第32話 二人で転移しちゃうよ!

「ゲートポジショニングセット、特別寮前」


 目の前に突然現れた大きな鏡にれーちゃんがびっくりして固まっている。


 ── ふ、ふ、ふ、予想通りだねっ。このまま連れて行っちゃうよ! 


 れーちゃんの腕をつかむと、


「え、え、ちょっと? これ、どうなってるの?」


 パニクっているのをそのまま無視して、勢いをつけて鏡の中へ飛び込む。


「えーーー!」


 トンネルの中にれーちゃんの叫び声がこだましている。


 ── 面白いよ! 


 笑うのをがまんしてそのまま一気に駆け抜ける。



 ── ぽいっ。



「はい、無事到着っと。おっと、忘れずに消さないとね。ディメンションズゲート、クローズド」


 鏡を消すと、れーちゃんの絶叫がこだました。


「ここ、どこーーーーーー!?」


 想像していたので耳を塞いでやりすごしてから、


「ふ、ふ、ふ。ここはね、なんと! 異世界だよ!」


 胸を張って言うと、れーちゃんがガシッとあたしの腕をつかんで、


「ちょっと、どうなってるの? わたしたち転移したってこと? え? 何、いきなりファンタジーの世界? え? えーっ?」


 ── ……あー、かなりパニクってるねー。よし、とりあえず。


「れーちゃん落ち着いて。とりあえず深呼吸しようか、はい、大きく吸ってーー、はい、吐いてーー」


 何度か深呼吸してれーちゃんが落ち着いたところで、


「えっへん。ここはね、ワールドエンドミスティアカデミーっていう異世界にある学園なんだ。

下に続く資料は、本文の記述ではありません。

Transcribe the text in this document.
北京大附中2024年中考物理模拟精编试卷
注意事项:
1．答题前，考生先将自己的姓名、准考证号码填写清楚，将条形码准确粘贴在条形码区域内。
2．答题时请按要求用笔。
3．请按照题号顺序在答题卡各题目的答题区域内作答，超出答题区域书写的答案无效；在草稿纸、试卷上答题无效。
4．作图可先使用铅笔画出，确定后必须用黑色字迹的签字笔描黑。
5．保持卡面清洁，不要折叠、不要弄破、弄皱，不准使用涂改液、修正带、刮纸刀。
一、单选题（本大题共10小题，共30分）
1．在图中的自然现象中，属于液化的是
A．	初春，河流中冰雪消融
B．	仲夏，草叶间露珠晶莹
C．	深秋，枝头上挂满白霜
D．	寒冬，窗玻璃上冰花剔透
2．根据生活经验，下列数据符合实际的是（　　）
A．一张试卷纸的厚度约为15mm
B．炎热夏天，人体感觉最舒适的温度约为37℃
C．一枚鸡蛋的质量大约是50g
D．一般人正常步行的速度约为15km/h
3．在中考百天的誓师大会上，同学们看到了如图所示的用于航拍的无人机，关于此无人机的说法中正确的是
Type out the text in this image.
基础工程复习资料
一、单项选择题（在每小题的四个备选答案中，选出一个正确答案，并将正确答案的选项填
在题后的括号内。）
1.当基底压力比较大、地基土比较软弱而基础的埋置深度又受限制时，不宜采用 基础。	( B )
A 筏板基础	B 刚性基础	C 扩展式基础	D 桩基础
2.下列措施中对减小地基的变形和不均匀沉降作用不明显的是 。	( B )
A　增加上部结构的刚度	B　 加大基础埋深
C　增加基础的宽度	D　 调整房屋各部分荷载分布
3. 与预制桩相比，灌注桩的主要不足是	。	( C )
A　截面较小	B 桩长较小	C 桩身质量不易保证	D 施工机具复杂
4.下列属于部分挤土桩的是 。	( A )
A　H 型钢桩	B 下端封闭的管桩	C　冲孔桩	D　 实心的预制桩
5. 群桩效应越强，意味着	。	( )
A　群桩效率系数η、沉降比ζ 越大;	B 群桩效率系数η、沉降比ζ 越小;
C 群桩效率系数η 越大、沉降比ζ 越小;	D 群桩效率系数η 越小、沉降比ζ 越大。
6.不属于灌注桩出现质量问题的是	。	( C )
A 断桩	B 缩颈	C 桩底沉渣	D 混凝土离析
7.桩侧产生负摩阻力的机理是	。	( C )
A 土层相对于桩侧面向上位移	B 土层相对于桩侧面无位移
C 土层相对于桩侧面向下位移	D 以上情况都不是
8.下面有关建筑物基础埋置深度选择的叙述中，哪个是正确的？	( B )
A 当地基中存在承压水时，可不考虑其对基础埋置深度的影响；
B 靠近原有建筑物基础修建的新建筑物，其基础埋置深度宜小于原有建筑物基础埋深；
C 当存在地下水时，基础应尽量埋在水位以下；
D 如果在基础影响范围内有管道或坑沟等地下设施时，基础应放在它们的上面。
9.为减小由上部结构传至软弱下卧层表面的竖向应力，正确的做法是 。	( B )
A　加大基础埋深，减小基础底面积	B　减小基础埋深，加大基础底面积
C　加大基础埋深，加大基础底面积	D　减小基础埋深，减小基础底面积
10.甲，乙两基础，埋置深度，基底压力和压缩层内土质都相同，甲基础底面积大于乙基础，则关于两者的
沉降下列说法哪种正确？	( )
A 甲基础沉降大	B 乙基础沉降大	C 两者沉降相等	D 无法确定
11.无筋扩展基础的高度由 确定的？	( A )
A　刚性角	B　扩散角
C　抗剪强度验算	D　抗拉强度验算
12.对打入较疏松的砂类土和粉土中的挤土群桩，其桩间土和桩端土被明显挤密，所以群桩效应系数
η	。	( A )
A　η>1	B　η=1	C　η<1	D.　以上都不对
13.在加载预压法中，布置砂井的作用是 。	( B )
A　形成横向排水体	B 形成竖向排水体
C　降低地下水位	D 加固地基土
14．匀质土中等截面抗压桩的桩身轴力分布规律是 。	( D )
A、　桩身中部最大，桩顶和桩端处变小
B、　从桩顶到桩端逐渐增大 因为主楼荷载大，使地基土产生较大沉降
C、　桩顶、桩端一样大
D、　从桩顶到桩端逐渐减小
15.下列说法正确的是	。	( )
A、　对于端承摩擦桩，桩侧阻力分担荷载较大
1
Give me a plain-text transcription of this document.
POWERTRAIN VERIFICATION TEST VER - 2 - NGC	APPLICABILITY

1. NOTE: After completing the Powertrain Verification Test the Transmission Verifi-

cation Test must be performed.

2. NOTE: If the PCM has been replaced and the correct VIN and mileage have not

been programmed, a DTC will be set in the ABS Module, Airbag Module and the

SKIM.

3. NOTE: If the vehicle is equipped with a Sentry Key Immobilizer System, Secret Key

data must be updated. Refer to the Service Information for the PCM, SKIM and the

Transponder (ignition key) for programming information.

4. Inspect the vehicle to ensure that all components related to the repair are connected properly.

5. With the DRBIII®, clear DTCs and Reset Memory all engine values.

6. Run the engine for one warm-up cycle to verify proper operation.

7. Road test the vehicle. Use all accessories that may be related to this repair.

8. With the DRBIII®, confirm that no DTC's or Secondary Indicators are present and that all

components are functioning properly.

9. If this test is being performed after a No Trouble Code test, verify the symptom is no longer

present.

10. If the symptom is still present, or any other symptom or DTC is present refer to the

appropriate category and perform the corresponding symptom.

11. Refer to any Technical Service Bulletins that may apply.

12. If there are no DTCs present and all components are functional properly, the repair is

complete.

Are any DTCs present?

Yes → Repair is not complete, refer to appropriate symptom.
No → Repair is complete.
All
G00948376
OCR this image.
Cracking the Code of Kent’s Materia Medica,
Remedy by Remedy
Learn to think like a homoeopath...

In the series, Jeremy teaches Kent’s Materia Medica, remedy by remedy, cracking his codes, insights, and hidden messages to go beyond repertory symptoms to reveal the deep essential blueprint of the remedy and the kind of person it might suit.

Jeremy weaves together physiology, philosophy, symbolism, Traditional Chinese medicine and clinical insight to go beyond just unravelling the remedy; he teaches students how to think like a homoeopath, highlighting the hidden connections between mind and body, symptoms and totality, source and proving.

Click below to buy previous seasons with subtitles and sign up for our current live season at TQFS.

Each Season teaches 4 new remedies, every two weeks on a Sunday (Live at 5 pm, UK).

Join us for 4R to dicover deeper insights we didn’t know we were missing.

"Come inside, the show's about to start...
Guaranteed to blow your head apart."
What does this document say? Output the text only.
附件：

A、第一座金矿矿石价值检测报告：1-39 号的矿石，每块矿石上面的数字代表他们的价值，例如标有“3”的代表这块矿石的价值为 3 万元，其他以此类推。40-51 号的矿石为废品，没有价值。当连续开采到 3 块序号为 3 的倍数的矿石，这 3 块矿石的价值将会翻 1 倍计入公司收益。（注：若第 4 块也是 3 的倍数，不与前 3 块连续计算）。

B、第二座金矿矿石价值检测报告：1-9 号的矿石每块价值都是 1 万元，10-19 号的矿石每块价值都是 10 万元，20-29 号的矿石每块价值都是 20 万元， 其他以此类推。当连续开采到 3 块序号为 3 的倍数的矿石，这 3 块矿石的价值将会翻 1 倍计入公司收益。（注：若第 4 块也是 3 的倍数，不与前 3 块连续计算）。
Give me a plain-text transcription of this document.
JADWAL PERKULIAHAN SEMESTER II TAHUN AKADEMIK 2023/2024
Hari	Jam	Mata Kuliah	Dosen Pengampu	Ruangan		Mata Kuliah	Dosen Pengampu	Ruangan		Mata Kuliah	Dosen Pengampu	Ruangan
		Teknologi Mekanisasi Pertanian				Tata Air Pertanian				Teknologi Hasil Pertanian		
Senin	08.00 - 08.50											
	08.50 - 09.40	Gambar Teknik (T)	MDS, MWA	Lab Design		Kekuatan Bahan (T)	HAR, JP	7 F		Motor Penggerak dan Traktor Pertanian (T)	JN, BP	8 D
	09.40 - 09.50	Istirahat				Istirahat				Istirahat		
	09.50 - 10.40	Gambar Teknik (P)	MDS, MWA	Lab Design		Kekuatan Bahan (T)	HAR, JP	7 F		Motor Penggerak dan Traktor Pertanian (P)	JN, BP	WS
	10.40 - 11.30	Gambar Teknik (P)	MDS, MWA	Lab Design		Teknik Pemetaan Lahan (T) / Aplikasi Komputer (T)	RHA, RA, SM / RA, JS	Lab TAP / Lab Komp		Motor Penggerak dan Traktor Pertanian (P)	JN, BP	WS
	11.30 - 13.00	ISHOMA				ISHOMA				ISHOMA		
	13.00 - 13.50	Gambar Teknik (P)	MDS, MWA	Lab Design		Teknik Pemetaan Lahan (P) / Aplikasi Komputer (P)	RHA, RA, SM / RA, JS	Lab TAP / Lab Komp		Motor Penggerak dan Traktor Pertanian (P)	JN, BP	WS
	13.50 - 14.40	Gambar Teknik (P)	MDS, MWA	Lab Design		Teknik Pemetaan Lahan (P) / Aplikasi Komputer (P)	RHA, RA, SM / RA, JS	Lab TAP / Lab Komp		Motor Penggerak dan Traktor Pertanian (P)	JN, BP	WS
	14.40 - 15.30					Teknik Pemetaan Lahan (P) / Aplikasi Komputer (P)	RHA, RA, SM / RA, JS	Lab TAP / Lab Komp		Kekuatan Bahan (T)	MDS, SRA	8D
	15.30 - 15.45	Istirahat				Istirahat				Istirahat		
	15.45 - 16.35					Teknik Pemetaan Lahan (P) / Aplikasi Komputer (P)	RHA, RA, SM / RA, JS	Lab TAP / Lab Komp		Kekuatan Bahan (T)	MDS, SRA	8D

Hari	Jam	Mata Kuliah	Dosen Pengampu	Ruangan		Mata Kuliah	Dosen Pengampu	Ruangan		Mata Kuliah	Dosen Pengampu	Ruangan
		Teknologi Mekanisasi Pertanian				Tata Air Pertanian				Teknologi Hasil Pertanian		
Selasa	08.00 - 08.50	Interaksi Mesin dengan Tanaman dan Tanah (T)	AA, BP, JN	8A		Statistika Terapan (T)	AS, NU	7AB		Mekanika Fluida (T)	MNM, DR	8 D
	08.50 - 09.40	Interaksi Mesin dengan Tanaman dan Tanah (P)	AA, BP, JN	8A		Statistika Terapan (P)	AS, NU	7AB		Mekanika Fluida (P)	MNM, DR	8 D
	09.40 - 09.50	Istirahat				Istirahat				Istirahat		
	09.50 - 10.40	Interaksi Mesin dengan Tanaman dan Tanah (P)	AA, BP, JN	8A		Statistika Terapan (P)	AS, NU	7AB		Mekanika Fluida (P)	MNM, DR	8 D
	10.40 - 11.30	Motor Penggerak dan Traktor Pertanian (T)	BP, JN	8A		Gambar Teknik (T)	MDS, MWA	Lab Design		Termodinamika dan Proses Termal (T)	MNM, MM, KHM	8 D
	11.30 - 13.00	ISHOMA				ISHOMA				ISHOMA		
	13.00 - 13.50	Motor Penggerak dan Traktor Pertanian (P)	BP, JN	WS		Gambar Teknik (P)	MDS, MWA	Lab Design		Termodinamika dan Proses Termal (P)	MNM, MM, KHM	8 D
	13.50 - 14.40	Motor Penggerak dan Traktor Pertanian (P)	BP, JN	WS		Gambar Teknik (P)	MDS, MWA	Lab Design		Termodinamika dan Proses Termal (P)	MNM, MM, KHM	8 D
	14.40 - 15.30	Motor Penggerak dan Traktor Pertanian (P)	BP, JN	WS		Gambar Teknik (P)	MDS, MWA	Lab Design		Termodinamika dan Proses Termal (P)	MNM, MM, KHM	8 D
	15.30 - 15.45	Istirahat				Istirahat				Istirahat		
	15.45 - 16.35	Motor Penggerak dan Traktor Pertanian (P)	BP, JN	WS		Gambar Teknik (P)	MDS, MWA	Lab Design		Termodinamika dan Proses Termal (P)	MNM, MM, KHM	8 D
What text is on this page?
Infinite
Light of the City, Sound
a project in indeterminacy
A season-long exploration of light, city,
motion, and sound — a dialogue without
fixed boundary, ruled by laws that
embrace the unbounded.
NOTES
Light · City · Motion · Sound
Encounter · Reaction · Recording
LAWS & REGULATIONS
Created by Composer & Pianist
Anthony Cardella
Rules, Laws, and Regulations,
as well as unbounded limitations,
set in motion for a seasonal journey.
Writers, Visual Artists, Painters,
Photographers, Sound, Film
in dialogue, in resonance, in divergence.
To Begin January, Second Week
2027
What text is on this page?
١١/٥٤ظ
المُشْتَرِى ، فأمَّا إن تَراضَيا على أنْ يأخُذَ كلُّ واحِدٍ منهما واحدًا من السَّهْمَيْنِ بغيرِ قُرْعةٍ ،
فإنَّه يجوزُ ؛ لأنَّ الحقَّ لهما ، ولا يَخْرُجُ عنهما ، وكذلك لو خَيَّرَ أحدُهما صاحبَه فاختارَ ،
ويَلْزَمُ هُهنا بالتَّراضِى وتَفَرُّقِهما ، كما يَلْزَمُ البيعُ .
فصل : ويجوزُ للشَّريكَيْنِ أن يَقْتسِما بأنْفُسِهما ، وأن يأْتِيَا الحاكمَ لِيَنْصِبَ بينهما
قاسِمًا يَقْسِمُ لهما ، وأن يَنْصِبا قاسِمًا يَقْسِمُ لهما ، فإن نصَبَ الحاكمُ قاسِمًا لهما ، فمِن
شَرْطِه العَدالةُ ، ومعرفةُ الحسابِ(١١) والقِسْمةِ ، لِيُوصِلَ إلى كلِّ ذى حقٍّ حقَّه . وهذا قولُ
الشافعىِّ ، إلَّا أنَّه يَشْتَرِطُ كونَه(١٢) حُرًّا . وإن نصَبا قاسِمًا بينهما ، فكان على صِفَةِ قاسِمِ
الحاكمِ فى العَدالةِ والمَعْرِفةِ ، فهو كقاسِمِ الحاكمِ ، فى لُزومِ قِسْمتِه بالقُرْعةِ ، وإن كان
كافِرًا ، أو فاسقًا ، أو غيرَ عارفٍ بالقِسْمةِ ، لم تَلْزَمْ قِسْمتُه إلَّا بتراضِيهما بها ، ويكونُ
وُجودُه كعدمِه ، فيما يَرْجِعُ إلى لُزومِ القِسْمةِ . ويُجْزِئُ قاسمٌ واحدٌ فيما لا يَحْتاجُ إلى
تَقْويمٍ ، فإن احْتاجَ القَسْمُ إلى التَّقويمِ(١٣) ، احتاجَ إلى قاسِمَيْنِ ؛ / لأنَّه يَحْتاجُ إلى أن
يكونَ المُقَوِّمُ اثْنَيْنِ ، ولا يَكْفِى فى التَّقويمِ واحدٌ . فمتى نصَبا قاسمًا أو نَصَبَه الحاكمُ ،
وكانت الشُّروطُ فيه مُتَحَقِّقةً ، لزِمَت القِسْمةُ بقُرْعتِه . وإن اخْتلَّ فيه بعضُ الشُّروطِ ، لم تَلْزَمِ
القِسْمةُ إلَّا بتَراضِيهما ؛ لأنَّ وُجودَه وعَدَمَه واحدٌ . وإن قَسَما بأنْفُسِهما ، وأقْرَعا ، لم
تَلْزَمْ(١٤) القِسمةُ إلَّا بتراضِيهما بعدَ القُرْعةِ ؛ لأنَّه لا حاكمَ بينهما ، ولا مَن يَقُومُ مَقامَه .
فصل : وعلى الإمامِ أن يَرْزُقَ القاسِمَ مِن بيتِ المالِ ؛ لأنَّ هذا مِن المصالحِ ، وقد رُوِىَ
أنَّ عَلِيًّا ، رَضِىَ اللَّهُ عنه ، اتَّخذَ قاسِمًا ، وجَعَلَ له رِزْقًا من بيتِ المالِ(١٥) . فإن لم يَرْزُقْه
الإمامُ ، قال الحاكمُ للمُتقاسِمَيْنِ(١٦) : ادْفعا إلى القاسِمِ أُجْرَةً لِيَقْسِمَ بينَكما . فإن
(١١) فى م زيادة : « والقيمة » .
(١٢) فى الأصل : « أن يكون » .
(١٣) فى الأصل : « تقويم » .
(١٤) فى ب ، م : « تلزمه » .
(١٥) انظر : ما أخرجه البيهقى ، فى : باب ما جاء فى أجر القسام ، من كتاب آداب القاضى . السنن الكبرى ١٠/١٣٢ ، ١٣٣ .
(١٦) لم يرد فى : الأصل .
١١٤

なんと、ソフィーちゃんはここにいる生きて動いてる本物のうさぎのお人形なんだよ!」

「え? ワールドエンドミスティアカデミー? うさぎの人形?……それってもしかして……まさかね?」

「ん? れーちゃん、何か知ってるの?」

「うーん。まさかそんなことあるわけないし……ハッ、でも異世界転移しちゃってるんだよね!? だったら……」


 れーちゃんが何かぶつぶつ言ってる間に、ガチャリと音がして特別寮の扉が開いた。ヒョコッと顔を出したのはソフィーちゃんだ。


 ── んー、相変わらずかっわいーっ!


「あ、やっぱりしーちゃんだ。いらっしゃい、しーちゃん。それからあなたがれーちゃんね? はじめまして、ソフィーです」


 そう言ってソフィーちゃんがペコリとれーちゃんにお辞儀をした。れーちゃんはソフィーちゃんをじーっと見ていたけれど、慌てて同じように頭を下げる。


「あ、あの、はじめまして。守川もりかわ 怜奈れなです。よろしくお願いします」


 ソフィーちゃんが嬉しそうに耳をピクピクと動かしている。


「来てくれてうれしいな。学園にようこそ。こちらへどうぞ」


 にっこり笑ってあたしたちを寮の食堂へ案内してくれた。


「ここが食堂……」


 ── あっ! れーちゃんの目がキラキラして細くなってる! ヤバい、これは妄想注意だ。 


 食堂に入った途端にれーちゃんの足が止まった。


 ── でも、なんで? ただの食堂だよ? 感動するようなものって特には見当たらないはずなんだけどなー……。 


 ── だって、一番ビックリするのってソフィーちゃんを見たときだと思うんだよね。なのに、れーちゃんはビックリはしてたけどあたしが想像してたほどじゃない。普通なら、「え? 人形がしゃべってる?」ってそこからでしょう?


 ── あやしい! れーちゃん、あやしいよ!


 れーちゃんは完全に妄想モードに突入して入口から動かない。ソフィーちゃんは食堂に着くと、


「好きな席に座って待っててね」


 と言って厨房におやつを取りに入っていった。


 ── とりあえず、れーちゃんを引き戻そう。話はそれからだ。


 げしっ。


「あいたっ!」


 あたしは肘をれーちゃんの背中に直撃させてれーちゃんの意識を引き戻すと、ズリズリ引っ張って手近な椅子に問答無用で座らせる。あたしも隣の席に座わると、ジトッと睨みつけた。